You could kind of hear it coming. About 15 minutes into Five Elements’ show at the Montreal Jazz Fest, drummer Sean Rickman was waxing WAY fluid. He’s often demonstrated an unusually keen glide when driving leader Steve Coleman’s idiosyncratic M-BASE lingo, but on July 5, at the Ludger-Duvernay Theatre, Monument-National, everything was rolling with a little bit of extra grease.
The horns often act as percussive instruments in Coleman’s music. The leader’s alto and Jonathan Finlayson’s trumpet are bound to each other when the quintet is playing at its best, their parallel swoops ultimately enhancing the deeply focused attack that is the group’s onstage goal. In Montreal, their power was such that Rickman was able to concentrate on the kind of minutia that puts the audience on the edge of their seats while dazzling ‘em with a delirious array of chops. Dynamics are often in flux with Five Elements, and this show found the rhythm section working to keep the action molten.
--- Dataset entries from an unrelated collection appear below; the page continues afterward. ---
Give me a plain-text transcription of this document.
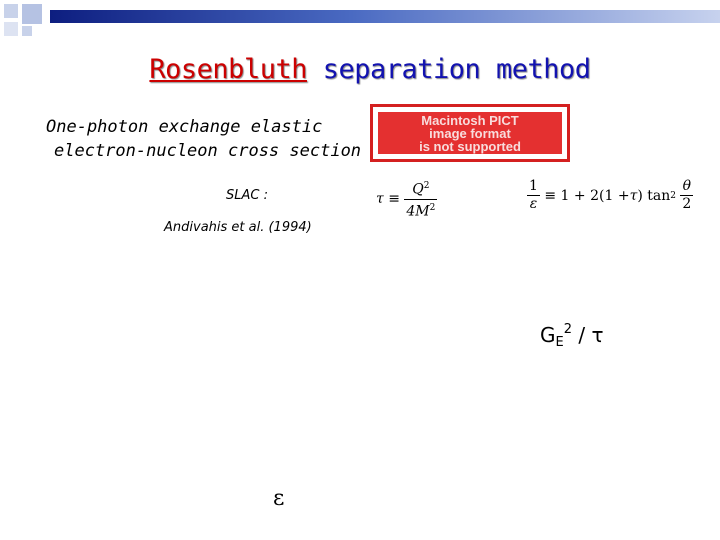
Rosenbluth separation method
One-photon exchange elastic
electron-nucleon cross section
Macintosh PICT
image format
is not supported
SLAC :
Andivahis et al. (1994)
$\tau \equiv \frac{Q^2}{4M^2}$	$\frac{1}{\varepsilon} \equiv 1 + 2(1 +\tau)$ $\tan 2 \frac{\theta}{2}$
$G_E^2$ / τ
ε
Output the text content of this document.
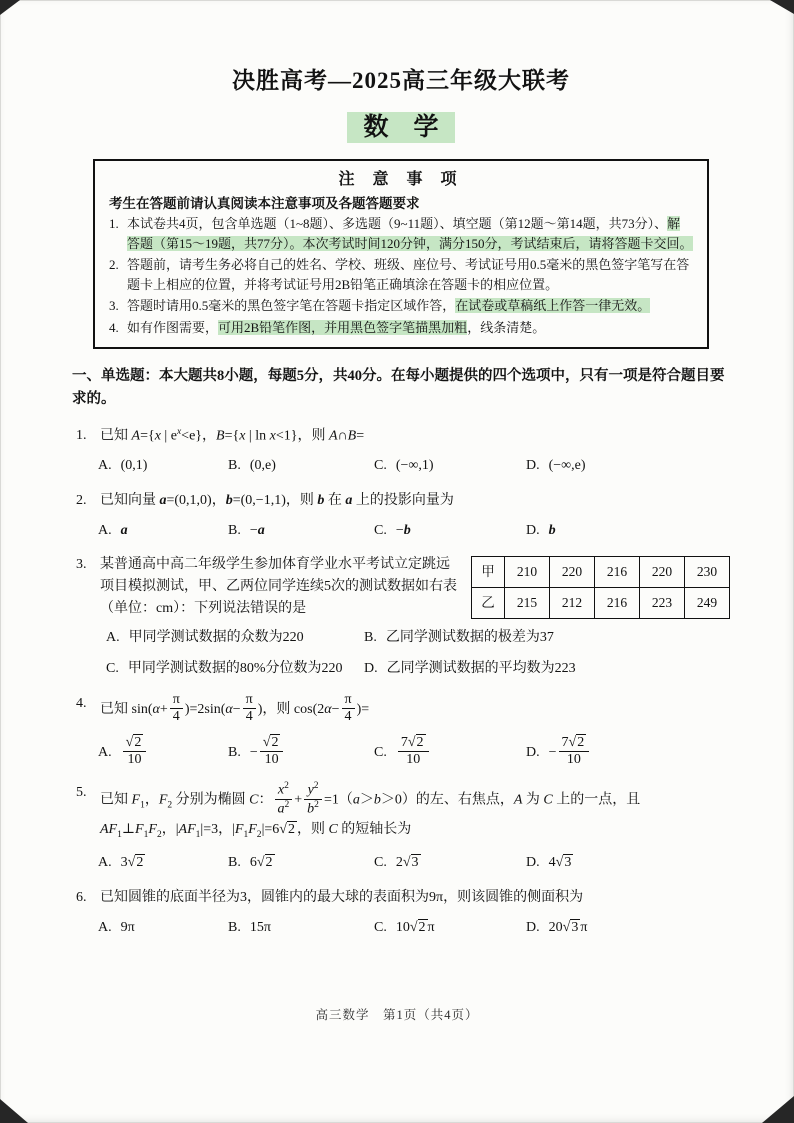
决胜高考—2025高三年级大联考
数　学
注 意 事 项
考生在答题前请认真阅读本注意事项及各题答题要求
1. 本试卷共4页，包含单选题（1~8题）、多选题（9~11题）、填空题（第12题～第14题，共73分）、解答题（第15～19题，共77分）。本次考试时间120分钟，满分150分，考试结束后，请将答题卡交回。
2. 答题前，请考生务必将自己的姓名、学校、班级、座位号、考试证号用0.5毫米的黑色签字笔写在答题卡上相应的位置，并将考试证号用2B铅笔正确填涂在答题卡的相应位置。
3. 答题时请用0.5毫米的黑色签字笔在答题卡指定区域作答，在试卷或草稿纸上作答一律无效。
4. 如有作图需要，可用2B铅笔作图，并用黑色签字笔描黑加粗，线条清楚。
一、单选题：本大题共8小题，每题5分，共40分。在每小题提供的四个选项中，只有一项是符合题目要求的。
1. 已知 A={x | $e^x<e$}，B={x | ln x<1}，则 A∩B=
A. (0,1)	B. (0,e)	C. (−∞,1)	D. (−∞,e)
2. 已知向量 a=(0,1,0)，b=(0,−1,1)，则 b 在 a 上的投影向量为
A. a	B. −a	C. −b	D. b
3. 某普通高中高二年级学生参加体育学业水平考试立定跳远项目模拟测试，甲、乙两位同学连续5次的测试数据如右表（单位：cm）：下列说法错误的是
甲	210	220	216	220	230
乙	215	212	216	223	249
A. 甲同学测试数据的众数为220	B. 乙同学测试数据的极差为37
C. 甲同学测试数据的80%分位数为220	D. 乙同学测试数据的平均数为223
4. 已知 $\sin(\alpha+ \frac{\pi}{4} )=2\sin(\alpha- \frac{\pi}{4}$ )，则 $\cos(2\alpha- \frac{\pi}{4}$ )=
A. $\frac{√2}{10}$	B. − $\frac{√2}{10}$	C. $\frac{7√2}{10}$	D. − $\frac{7√2}{10}$
5. 已知 $F_1$，$F_2$ 分别为椭圆 C： $\frac{x^2}{a^2} + \frac{y^2}{b^2} =1(a>b>0)$的左、右焦点，A 为 C 上的一点，且 $AF_1\perp F_1F_2$，$|AF_1|=3$，$|F_1F_2|=6√2$ ，则 C 的短轴长为
A. 3√2	B. 6√2	C. 2√3	D. 4√3
6. 已知圆锥的底面半径为3，圆锥内的最大球的表面积为9π，则该圆锥的侧面积为
A. 9π	B. 15π	C. 10√2 π	D. 20√3 π
高三数学　第1页（共4页）
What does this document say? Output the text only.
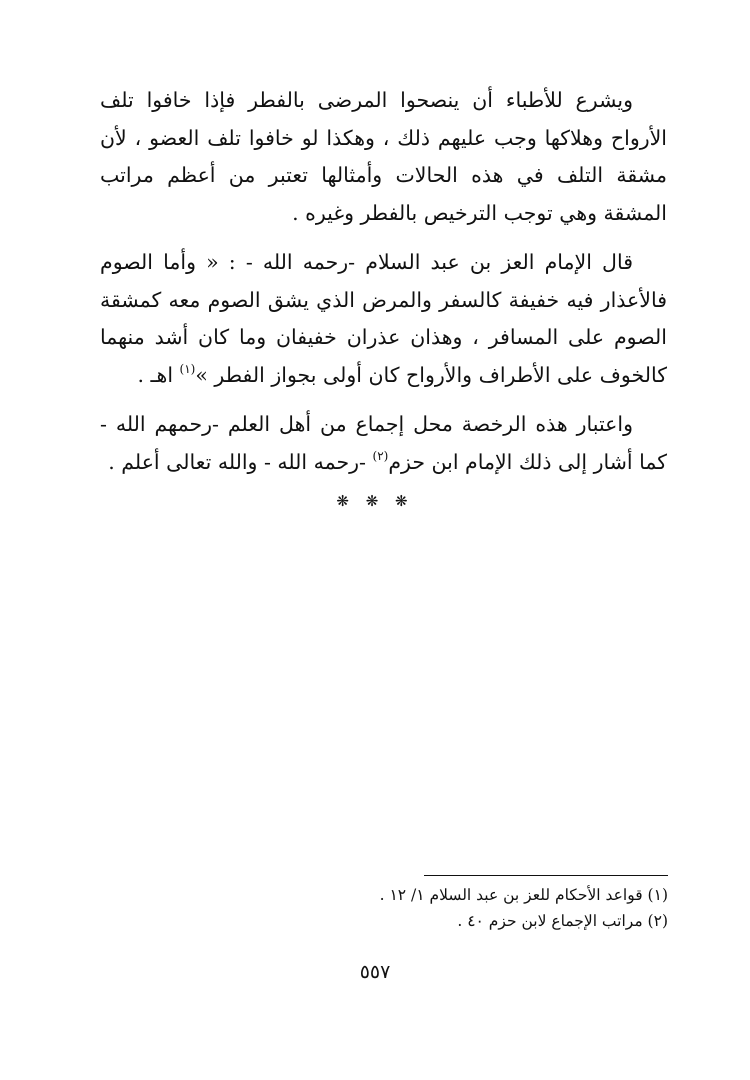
ويشرع للأطباء أن ينصحوا المرضى بالفطر فإذا خافوا تلف الأرواح وهلاكها وجب عليهم ذلك ، وهكذا لو خافوا تلف العضو ، لأن مشقة التلف في هذه الحالات وأمثالها تعتبر من أعظم مراتب المشقة وهي توجب الترخيص بالفطر وغيره .

قال الإمام العز بن عبد السلام -رحمه الله - : « وأما الصوم فالأعذار فيه خفيفة كالسفر والمرض الذي يشق الصوم معه كمشقة الصوم على المسافر ، وهذان عذران خفيفان وما كان أشد منهما كالخوف على الأطراف والأرواح كان أولى بجواز الفطر »$^{(١)}$ اهـ .

واعتبار هذه الرخصة محل إجماع من أهل العلم -رحمهم الله - كما أشار إلى ذلك الإمام ابن حزم$^{(٢)}$ -رحمه الله - والله تعالى أعلم .

❋ ❋ ❋

(١) قواعد الأحكام للعز بن عبد السلام ١/ ١٢ .

(٢) مراتب الإجماع لابن حزم ٤٠ .

٥٥٧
The way the ball gets passed around has a lot to do with polyphony. There were extended passages where the band echoed the strategies of New Orleans brass outfits, each player chattering until reaching a joyous hubbub. Bassist Anthony Tidd had a lot to do with its success. His constant percolation energized everything around him. Guitarist Myles Okazaki’s physical plucking added to the animation as well – his role was to keep the outfit pliant.
Cross-hatched patterns were everywhere. No surprise: Coleman’s recent discs on the Pi label are all about the interconnection of individual lines. But after decades of watching the band, this was the first time I heard connections to the gripping minimalism of Philip Glass and Steve Reich. The group was so tight, its melodic momentum pretty much mowed you down.
Hats off to the bandleader, now 59 and fully established as a visionary iconoclast who heard a new sound and continuously nurtured it. Coleman’s triumph was palpable in Montreal. Playing utterly singular music, they got plenty of house from the fans. It’s the kind of stuff that makes you laugh right out when it quickly turns a corner, or downshifts a gear or two without warning, and the bursts of applause that erupted from pockets of the room spoke to victory at hand.